Tiba-tiba sebuah sepeda menghampiri. Sebuah panci nampak diikatkan di boncengannya. Sesaat kemudian, seorang ibu berjilbab marun menyapa sembari lemparkan senyum.
"Lumpianya, Mbak. Ada arem-arem juga."
Dua makanan favorit, membuat tawaran itu serasa sulit ditolak. Apalagi saat wanita paruh baya itu menyebut, sepuluh ribu rupiah dapat empat. Rupanya, beliau berencana mudik dan rayakan Idul Adha di Klaten besok, maka niat hari ini mengejar setoran, mungkin.
Sambil menyiapkan dua lumpia dan dua arem-arem, beliau melanjutkan ceritanya. Sejak Subuh, ia telah berada di kawasan ini untuk menjajakan dagangan. Rumahnya berjarak cukup jauh dari Malioboro. Helaan napas terenyuh mengiringi ucap terimakasih. Camilan itu pun berpindah tangan.
Belum sempat mencicipi dua jajanan itu, sebuah skuter mini menghampiri. Separuh kaget, karena ternyata Mama yang mengendarainya, diiringi Almira di belakang. Mama bersama skuter hijau muda, dan Al skuter kuning. Rupanya, mereka menyewanya di sudut dekat Mirota Gallery.
"Tarifnya 50 ribu per jam." Ujar Mama.
Rasanya aneh saat naik ke boncengan skuter ini. Terlalu pendek. Semoga saja tak terjadi apa-apa pada skuter sewaan ini, hehehe. Ketika mulai melaju, mata langsung gembira disuguhi panorama Malioboro yang selalu istimewa.
***
Tak terasa, satu jam berlalu. Si skuter harus segera dipulangkan. Kini, ganti mobil putih itu yang beradu, coba menembus macetnya jalanan Yogyakarta. Diiringi suara khas Adhitia Sofyan yang melagukan sesuatu tentang kota ini.

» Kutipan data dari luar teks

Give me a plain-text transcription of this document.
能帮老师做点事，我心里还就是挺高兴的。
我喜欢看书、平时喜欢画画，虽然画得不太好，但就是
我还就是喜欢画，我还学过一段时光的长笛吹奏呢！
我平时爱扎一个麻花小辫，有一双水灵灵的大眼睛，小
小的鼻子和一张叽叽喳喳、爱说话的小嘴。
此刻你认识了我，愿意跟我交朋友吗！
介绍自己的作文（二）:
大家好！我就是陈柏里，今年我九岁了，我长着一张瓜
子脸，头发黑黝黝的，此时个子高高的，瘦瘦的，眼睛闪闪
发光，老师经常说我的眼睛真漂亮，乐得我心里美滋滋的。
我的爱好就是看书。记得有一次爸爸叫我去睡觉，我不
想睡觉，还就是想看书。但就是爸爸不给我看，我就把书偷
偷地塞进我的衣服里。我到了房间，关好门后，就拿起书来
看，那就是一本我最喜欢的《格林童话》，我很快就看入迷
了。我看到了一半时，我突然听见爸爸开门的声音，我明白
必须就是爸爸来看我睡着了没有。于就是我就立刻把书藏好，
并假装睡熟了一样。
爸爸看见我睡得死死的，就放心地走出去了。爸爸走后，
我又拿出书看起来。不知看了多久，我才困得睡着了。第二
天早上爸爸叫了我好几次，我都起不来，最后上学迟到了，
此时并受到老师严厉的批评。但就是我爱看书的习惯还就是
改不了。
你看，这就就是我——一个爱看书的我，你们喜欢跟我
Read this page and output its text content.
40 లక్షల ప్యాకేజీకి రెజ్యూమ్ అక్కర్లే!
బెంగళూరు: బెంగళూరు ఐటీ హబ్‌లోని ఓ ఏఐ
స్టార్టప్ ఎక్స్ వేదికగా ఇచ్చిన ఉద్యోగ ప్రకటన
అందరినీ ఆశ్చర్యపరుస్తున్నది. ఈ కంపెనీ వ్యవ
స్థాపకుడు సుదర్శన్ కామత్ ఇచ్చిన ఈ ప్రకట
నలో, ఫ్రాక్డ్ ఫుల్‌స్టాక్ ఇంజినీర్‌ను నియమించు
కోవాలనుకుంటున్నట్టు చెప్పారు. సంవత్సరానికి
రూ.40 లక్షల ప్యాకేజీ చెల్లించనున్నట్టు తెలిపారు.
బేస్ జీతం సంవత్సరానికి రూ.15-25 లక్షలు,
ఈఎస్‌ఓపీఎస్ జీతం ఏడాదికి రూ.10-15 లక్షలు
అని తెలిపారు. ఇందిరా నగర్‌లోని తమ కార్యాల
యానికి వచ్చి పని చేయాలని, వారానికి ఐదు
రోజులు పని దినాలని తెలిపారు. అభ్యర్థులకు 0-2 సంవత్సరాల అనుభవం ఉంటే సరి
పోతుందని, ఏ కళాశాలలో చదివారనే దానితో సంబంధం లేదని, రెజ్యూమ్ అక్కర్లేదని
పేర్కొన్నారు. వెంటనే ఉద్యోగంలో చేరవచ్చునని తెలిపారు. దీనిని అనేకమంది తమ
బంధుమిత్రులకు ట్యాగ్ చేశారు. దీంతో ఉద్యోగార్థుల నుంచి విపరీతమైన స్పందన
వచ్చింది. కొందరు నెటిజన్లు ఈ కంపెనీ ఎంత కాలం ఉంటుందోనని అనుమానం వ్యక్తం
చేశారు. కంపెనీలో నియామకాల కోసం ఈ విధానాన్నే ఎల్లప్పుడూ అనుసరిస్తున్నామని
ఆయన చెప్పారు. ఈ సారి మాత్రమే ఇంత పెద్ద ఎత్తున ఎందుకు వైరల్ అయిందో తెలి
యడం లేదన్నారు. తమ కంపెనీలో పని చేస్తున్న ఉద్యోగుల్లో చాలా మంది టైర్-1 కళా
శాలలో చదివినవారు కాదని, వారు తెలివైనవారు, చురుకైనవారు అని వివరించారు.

Dan, di sinilah sekarang. Hmm... pusat perbelanjaan lagi. Seperti biasa, bagi diri, baju dan sepatu bukan sesuatu yang terlalu bisa dipahami. Baju hanya harus nyaman dipakai dan harus warna hitam-abu. Sepatu, harus yang berbahan kuat dilengkapi tali. Ya, itulah yang dimengerti.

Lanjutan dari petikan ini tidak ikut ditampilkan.